The Backpropagation Algorithm

Part 1 - Backpropagation with a Single Modified Neuron

Question

Suppose we modify a single neuron in a feedforward network so that the output from the neuron is given by $f({\sum }_j{w}_j{x}_j+b)$, where $f$ is some function other than the sigmoid. How should we modify the backpropagation algorithm in this case?

Solution

We first would have to calculate the derviate for the function $f$ since it is needed for the backpropagation output error vector ${\delta }^L$ and ${\delta }^l$. But other than that the neural network does not need any tweaking. You may think that it needs tweaking because ${\delta }_j^l$ is dependent on $f$ but we have defined ${\delta }_j^l=\frac{\partial C}{\partial z_j^l}$ and ${\delta }_j^l\ne \frac{\partial C}{\partial a_j^l}$. We did this because it makes our lives easier for this particular case!

From Michael Nielsen:

You might wonder why the demon is changing the weighted input $z_j^l$. Surely it'd be more natural to imagine the demon changing the output activation $a_j^l$, with the result that we'd be using $\frac{\partial C}{\partial a_j^l}$ as our measure of error. In fact, if you do this things work out quite similarly to the discussion below. But it turns out to make the presentation of backpropagation a little more algebraically complicated. So we'll stick with ${\delta }_j^l=\frac{\partial C}{\partial z_j^l}$ as our measure of error.
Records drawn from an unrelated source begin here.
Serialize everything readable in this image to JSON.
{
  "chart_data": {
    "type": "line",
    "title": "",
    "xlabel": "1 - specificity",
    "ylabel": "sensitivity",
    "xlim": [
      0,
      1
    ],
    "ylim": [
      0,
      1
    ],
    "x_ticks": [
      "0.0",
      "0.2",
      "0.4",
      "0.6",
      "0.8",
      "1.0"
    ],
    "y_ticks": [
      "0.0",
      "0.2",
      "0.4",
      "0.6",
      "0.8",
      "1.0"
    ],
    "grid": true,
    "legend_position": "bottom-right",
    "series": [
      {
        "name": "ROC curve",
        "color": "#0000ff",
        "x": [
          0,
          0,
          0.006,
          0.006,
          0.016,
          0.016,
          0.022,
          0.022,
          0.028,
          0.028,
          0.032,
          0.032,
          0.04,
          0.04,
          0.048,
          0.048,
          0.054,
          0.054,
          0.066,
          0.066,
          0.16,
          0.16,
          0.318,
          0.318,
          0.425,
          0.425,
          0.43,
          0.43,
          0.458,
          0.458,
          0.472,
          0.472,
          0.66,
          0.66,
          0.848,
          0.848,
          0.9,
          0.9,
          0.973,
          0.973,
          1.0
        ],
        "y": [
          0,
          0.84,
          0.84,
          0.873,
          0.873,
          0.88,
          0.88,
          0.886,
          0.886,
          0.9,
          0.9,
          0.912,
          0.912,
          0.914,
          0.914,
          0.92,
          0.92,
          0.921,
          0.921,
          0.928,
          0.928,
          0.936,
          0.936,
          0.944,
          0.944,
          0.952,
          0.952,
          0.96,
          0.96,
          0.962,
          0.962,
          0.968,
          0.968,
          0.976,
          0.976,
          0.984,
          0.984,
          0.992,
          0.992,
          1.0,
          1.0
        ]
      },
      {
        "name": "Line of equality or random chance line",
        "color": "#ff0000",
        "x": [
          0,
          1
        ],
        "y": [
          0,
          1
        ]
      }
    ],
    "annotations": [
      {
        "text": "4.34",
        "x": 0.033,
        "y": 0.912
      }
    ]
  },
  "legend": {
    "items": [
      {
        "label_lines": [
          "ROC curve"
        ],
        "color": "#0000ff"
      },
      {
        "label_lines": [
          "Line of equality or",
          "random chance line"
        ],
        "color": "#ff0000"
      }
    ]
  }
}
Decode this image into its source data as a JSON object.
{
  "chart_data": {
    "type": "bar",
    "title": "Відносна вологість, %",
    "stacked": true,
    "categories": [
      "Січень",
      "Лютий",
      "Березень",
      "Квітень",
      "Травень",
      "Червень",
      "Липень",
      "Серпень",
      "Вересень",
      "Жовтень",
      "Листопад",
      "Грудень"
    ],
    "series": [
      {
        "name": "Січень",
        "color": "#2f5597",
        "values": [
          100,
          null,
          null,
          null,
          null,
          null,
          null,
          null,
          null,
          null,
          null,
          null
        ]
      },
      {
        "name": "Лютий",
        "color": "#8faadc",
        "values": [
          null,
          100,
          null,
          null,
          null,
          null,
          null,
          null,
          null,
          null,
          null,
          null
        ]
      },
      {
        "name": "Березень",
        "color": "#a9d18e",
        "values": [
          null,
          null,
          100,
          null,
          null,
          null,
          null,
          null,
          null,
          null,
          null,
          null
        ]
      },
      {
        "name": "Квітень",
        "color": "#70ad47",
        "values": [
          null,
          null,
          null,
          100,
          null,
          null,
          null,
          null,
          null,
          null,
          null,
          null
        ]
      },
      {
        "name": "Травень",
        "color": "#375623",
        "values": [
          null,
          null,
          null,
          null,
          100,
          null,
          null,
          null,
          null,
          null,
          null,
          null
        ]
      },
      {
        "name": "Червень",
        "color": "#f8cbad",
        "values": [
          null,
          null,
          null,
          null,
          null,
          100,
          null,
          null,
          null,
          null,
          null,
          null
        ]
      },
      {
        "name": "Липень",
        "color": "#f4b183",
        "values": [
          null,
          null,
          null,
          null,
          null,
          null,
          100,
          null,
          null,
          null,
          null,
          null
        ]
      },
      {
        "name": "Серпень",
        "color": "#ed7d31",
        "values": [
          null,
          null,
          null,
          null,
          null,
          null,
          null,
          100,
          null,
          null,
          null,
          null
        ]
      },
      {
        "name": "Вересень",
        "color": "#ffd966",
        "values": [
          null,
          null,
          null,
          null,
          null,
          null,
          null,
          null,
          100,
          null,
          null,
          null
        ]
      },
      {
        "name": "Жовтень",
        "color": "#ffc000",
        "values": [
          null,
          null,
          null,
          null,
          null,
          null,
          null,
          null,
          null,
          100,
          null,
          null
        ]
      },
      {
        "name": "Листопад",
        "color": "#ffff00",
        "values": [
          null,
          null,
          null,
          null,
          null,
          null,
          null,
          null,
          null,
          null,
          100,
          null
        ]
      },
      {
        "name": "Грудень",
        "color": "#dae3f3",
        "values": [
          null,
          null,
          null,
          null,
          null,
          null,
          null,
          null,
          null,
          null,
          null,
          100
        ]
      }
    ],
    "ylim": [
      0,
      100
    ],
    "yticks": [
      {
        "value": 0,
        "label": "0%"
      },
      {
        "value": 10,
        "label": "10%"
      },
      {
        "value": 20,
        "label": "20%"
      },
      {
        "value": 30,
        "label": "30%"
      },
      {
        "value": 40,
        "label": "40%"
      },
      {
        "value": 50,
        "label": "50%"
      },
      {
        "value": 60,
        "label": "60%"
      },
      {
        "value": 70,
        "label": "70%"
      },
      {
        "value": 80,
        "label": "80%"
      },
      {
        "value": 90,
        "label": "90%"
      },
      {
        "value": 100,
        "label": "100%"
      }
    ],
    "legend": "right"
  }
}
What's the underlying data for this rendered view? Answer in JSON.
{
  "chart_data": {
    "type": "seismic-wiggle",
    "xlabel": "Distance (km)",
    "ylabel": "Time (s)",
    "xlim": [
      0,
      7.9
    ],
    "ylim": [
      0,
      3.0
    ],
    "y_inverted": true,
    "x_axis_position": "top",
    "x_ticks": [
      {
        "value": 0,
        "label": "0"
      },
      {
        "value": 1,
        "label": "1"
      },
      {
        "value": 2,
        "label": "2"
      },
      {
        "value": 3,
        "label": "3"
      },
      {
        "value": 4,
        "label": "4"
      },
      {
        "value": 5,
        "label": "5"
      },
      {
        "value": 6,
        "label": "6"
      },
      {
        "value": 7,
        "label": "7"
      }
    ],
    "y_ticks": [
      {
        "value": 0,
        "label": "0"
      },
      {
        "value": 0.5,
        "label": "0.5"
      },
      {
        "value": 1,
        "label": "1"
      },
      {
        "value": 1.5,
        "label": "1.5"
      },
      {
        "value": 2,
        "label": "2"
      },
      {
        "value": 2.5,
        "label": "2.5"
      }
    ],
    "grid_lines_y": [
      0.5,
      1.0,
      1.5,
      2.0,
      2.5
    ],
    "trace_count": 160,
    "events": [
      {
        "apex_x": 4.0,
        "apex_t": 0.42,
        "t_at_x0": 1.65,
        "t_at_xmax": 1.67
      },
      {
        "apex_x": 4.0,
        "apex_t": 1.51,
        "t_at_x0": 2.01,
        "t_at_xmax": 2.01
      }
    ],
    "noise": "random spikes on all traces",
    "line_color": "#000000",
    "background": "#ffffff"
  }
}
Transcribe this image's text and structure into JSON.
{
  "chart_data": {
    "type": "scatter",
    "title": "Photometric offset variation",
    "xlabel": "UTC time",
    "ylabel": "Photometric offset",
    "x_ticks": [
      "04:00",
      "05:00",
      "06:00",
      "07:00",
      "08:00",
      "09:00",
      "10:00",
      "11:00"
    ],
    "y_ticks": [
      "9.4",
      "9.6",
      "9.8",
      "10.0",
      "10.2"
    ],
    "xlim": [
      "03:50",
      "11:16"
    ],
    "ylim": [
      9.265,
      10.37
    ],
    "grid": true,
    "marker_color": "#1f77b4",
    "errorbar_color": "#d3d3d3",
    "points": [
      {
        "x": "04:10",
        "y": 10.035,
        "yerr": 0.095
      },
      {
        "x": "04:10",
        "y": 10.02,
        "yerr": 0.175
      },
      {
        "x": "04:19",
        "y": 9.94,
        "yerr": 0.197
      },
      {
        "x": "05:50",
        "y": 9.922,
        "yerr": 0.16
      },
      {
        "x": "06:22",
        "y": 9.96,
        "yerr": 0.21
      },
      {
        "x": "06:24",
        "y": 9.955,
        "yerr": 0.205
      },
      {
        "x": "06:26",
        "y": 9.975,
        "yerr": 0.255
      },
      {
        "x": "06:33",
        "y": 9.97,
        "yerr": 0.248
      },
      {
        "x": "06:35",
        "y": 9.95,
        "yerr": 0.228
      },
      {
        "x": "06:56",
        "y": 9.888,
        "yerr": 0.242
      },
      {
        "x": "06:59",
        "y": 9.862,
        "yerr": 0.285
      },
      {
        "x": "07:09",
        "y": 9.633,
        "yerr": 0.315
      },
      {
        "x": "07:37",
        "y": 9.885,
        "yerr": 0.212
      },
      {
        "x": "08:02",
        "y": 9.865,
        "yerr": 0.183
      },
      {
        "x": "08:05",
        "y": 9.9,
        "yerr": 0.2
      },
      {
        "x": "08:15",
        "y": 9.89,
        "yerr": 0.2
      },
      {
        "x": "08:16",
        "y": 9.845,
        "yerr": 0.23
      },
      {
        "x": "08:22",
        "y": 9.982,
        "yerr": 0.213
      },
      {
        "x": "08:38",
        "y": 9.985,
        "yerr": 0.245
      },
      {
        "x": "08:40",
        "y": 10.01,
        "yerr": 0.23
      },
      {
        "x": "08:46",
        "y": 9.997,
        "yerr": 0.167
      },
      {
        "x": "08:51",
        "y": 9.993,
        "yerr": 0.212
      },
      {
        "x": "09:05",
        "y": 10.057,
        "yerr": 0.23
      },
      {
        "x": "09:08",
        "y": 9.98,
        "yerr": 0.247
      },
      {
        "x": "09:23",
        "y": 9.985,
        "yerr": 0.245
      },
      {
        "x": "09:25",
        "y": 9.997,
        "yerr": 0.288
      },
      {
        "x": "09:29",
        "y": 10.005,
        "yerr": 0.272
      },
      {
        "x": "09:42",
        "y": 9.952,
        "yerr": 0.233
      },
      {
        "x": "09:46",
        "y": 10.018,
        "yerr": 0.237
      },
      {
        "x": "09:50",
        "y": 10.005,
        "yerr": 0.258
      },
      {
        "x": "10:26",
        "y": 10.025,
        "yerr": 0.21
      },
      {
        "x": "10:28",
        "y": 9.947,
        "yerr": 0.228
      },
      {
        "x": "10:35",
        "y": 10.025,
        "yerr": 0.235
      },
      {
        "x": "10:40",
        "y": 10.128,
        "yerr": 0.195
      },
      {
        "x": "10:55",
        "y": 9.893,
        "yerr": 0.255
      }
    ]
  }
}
Part 2 - Backpropagation with Linear Neurons

Question

Suppose we replace the usual non-linear $\sigma$ function with $\sigma (z)=z$ throughout the network. Rewrite the backpropagation algorithm for this case.

Solution

Since $\sigma (z)=z$ then ${\sigma }^{\prime }(z)=1$, so it follows that ${\delta }^L={\nabla }_{a}C\circ {\sigma }^{\prime }(z^L)={\nabla }_{a}C$. Also, ${\delta }^l=((w^{l+1}{)}^T{\delta }^{l+1})\circ {\sigma }^{\prime }(z^l)=(w^{l+1}{)}^T{\delta }^{l+1}$.